In the last few weeks, after the 16th Lok Sabha election, there has been some debate around powers of the central government to remove Governors.  News reports have suggested that the central government is seeking resignations of Governors, who were appointed by the previous central government.  In this blog, we briefly look at the key constitutional provisions, the law laid down by the Supreme Court, and some recommendations made by different commissions that have examined this issue. What does the Constitution say? As per Article 155 and Article 156 of the Constitution, a Governor of a state is an appointee of the President, and he or she holds office “during the pleasure of the President”.  If a Governor continues to enjoy the “pleasure of the President”, he or she can be in office for a term of five years.  Because the President is bound to act on the aid and advice of the Council of Ministers under Article 74 of the Constitution, in effect it is the central government that appoints and removes the Governors. “Pleasure of the President” merely refers to this will and wish of the central government. The Supreme Court’s interpretation In 2010, a constitutional bench of the Supreme Court interpreted these provisions and laid down some binding principles (B.P. Singhal v. Union of India). In this case, the newly elected central government had removed the Governors of Uttar Pradesh, Gujarat, Haryana and Goa in July, 2004 after the 14th Lok Sabha election. When these removals were challenged, the Supreme Court held:

  1. The President, in effect the central government, has the power to remove a Governor at any time without giving him or her any reason, and without granting an opportunity to be heard.
  2. However, this power cannot be exercised in an arbitrary, capricious or unreasonable manner.  The power of removing Governors should only be exercised in rare and exceptional circumstances for valid and compelling reasons.
  3. The mere reason that a Governor is at variance with the policies and ideologies of the central government, or that the central government has lost confidence in him or her, is not sufficient to remove a Governor.  Thus, a change in central government cannot be a ground for removal of Governors, or to appoint more favourable persons to this post.
  4. A decision to remove a Governor can be challenged in a court of law.  In such cases, first the petitioner will have to make a prima facie case of arbitrariness or bad faith on part of the central government.  If a prima facie case is established, the court can require the central government to produce the materials on the basis of which the decision was made in order to verify the presence of compelling reasons.
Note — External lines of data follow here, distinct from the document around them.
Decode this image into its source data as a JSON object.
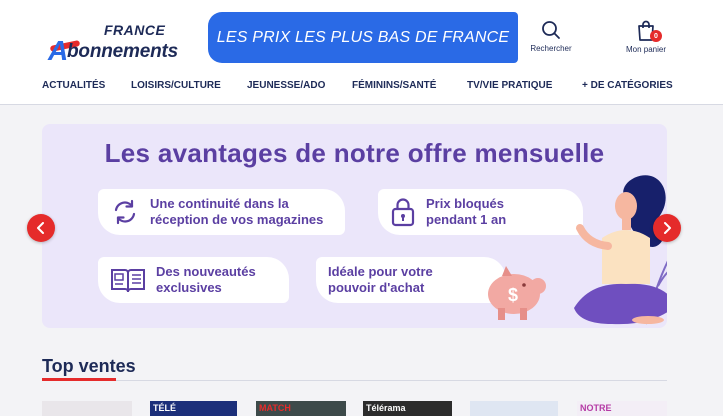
{
  "brand": {
    "line1": "FRANCE",
    "line2_a": "A",
    "line2_rest": "bonnements"
  },
  "banner": "LES PRIX LES PLUS BAS DE FRANCE",
  "header": {
    "search_label": "Rechercher",
    "cart_label": "Mon panier",
    "cart_count": "0"
  },
  "nav": [
    "ACTUALITÉS",
    "LOISIRS/CULTURE",
    "JEUNESSE/ADO",
    "FÉMININS/SANTÉ",
    "TV/VIE PRATIQUE",
    "+ DE CATÉGORIES"
  ],
  "carousel": {
    "title": "Les avantages de notre offre mensuelle",
    "features": [
      {
        "icon": "refresh-icon",
        "line1": "Une continuité dans la",
        "line2": "réception de vos magazines"
      },
      {
        "icon": "lock-icon",
        "line1": "Prix bloqués",
        "line2": "pendant 1 an"
      },
      {
        "icon": "book-icon",
        "line1": "Des nouveautés",
        "line2": "exclusives"
      },
      {
        "icon": "piggy-bank-icon",
        "line1": "Idéale pour votre",
        "line2": "pouvoir d'achat"
      }
    ]
  },
  "section": {
    "title": "Top ventes"
  },
  "magazines": [
    "",
    "TÉLÉ",
    "MATCH",
    "Télérama",
    "",
    "NOTRE"
  ],
  "colors": {
    "navy": "#1d2a57",
    "blue": "#2a6ae6",
    "red": "#e52b2b",
    "purple": "#5b3fa2",
    "lavender": "#ebe6fa"
  }
}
In summary, this means that the central government enjoys the power to remove Governors of the different states, as long as it does not act arbitrarily, without reason, or in bad faith. Recommendations of Various Commissions Three important commissions have examined this issue. The Sarkaria Commission (1988) recommended that Governors must not be removed before completion of their five year tenure, except in rare and compelling circumstances.  This was meant to provide Governors with a measure of security of tenure, so that they could carry out their duties without fear or favour.  If such rare and compelling circumstances did exist, the Commission said that the procedure of removal must allow the Governors an opportunity to explain their conduct, and the central government must give fair consideration to such explanation.  It was further recommended that Governors should be informed of the grounds of their removal. The Venkatachaliah Commission (2002) similarly recommended that ordinarily Governors should be allowed to complete their five year term.  If they have to be removed before completion of their term, the central government should do so only after consultation with the Chief Minister. The Punchhi Commission (2010) suggested that the phrase “during the pleasure of the President” should be deleted from the Constitution, because a Governor should not be removed at the will of the central government; instead he or she should be removed only by a resolution of the state legislature. The above recommendations however were never made into law by Parliament.  Therefore, they are not binding on the central government.